What The Papers Say
Welcome back to campus, students
Peoples Daily Graphic (Ghana)
OUR THREE universities have announced separate reopening dates. In fact Cape Coast University re-opens today.As the students return to campus, however, there are a few matters which must be kept in mind.An advertisement placed in the newspapers by the Registrar of the University of Cape Coast advised students to bring with them lanterns and buckets. The University of Ghana has also issued a release asking students to bring lanterns, soup plates and cutlery with them.
We have reasons to believe that some selfless and hard working officials in the universities' administrations are doing their best within the confines of the economic situation to make conditions tolerable for the returning students.
In spite of these efforts, it is probable that students will return to find that there are not, for example, enough mattresses to go round. In extreme cases, some may even have to use blankets for mattresses. The "Graphic" calls on students, parents and the public to keep these things in mind as students return to campus, for over a long period of time the infrastructural needs of the universities have not been met.
We urge the students not to find excuses for confrontational demonstrations in these inadequacies. Rather their efforts, along with the rest of the university community should go into finding ways of making things better.
Also, without seeming precocious, we would suggest to those among the academic staff who are wont to sit in the Senior Common Rooms and Whine about the lack of this and that, that it would be a much more worthwhile pastime to be up and doing something to improve things.
Searching for identity
The Punch (Nigeria)
Operating under the seventh regime in the twenty fourth year of independence, the Nigerian nation is yet to emerge with a pattern of beliefs and concepts which will explain her complex social phenomena.Her past leaders have been unable to give and sustain lasting answers to the questions: What is Nigeria? Where is she going?
We had three general elections with each succeeding one proving that we have imbibed the negative type of democracy. This has brought shame to the entire nation. Three national census have been conducted and the nation is yet to know its number. That, in itself, is a bad omen; for we shall continue to project whatever we do on false premises.
Blaming our misfortune on the inbuilt contradiction of the colonial warlords is no longer tenable. The fact is that our past leaders were not mentally prepared for the post they assumed.
We have seen changes in the country's leadership but objectives together with those strategies and tactics to achieve them have remained the same. Programmes lacked durability, evident clarity, sustained energy and mass education because of their dubious and protean nature.

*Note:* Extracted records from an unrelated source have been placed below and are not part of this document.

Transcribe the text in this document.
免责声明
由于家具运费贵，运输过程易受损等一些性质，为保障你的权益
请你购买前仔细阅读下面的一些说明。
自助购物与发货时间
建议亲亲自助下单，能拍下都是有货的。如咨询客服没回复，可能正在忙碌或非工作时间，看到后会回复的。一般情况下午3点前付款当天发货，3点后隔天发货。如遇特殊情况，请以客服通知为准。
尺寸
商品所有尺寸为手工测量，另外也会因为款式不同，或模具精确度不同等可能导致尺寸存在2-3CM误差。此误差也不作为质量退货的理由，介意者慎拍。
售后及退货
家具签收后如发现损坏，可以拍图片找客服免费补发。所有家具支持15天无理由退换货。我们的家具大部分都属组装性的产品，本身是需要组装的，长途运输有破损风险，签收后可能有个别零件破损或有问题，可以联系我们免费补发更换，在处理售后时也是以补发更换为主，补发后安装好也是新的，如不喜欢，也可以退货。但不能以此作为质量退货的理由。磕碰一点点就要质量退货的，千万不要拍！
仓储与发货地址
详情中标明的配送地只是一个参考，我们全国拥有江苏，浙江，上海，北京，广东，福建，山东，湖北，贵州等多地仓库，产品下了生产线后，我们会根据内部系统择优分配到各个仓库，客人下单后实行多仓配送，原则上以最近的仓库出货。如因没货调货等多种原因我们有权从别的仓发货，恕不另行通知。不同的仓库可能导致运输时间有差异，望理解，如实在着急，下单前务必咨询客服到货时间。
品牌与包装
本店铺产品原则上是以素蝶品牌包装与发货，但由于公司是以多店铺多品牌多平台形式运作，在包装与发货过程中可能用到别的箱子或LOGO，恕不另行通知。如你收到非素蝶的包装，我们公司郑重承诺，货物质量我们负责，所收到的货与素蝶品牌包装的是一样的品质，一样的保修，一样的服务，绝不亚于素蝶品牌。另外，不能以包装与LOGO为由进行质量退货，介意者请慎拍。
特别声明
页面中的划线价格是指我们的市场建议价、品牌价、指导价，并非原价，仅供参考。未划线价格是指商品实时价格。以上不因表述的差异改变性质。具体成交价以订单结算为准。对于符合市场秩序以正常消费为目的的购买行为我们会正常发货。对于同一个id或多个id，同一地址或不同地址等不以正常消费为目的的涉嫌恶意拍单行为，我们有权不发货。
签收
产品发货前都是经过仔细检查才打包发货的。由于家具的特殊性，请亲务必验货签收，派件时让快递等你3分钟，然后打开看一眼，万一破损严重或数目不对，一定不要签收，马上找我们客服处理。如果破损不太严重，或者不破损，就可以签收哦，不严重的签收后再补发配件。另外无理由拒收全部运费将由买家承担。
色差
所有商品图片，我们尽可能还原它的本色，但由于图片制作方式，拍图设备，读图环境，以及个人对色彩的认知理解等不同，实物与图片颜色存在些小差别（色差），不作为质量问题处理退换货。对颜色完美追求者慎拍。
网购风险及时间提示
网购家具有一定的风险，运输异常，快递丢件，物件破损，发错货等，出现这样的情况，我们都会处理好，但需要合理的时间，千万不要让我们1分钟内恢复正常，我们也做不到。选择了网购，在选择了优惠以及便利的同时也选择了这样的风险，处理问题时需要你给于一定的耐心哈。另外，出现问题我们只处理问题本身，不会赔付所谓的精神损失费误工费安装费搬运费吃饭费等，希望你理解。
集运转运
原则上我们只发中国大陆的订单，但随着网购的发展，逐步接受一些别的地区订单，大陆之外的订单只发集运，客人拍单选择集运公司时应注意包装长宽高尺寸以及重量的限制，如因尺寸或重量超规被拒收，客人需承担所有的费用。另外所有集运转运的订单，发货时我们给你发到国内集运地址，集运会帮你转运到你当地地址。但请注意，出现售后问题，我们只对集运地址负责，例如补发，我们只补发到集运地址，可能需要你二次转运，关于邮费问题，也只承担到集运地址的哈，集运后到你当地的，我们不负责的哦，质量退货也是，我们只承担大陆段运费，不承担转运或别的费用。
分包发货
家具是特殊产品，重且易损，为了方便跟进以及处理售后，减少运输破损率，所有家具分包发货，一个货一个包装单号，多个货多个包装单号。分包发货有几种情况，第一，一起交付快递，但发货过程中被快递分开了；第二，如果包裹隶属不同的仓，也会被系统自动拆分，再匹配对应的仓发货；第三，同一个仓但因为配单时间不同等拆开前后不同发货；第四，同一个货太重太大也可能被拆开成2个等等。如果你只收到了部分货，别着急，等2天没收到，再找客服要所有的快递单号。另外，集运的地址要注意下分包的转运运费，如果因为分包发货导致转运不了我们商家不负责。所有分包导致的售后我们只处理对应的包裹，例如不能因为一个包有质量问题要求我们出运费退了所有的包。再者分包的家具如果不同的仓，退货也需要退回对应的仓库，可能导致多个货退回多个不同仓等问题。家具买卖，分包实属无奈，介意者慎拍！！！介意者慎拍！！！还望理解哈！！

The socio-political growth of Nigeria cannot continue to accommodate indirection any longer if we are to move away from where we were before. For life to be meaningful, it must be aimed at a target.
To identify and co-ordinate values of the Nigerian society in a bid to give her uniformity and sharp identification is the very task before the Buhari administration. This organisation called Nigeria now requires sustained decisions to maintain her shape and status. Randomised reactions to issues will only place the nation in a shifting stratum in the assemblage of nations. It is either we choose a direction to follow or wallow in duplicity and thrive in vain promises and indecisions. This much needed direction will guide individuals and the nation will then measure up to the wanted wholesome growth. Its absence will continue to aid the scarcity of honesty, dedication and patriotism which are now rare commodities in our public life.
Nigeria is not destined to remain a sprawling American and allied market. But the only way to resuscitate production and national efforts hitherto committed to the dustbin is a defined pattern of living.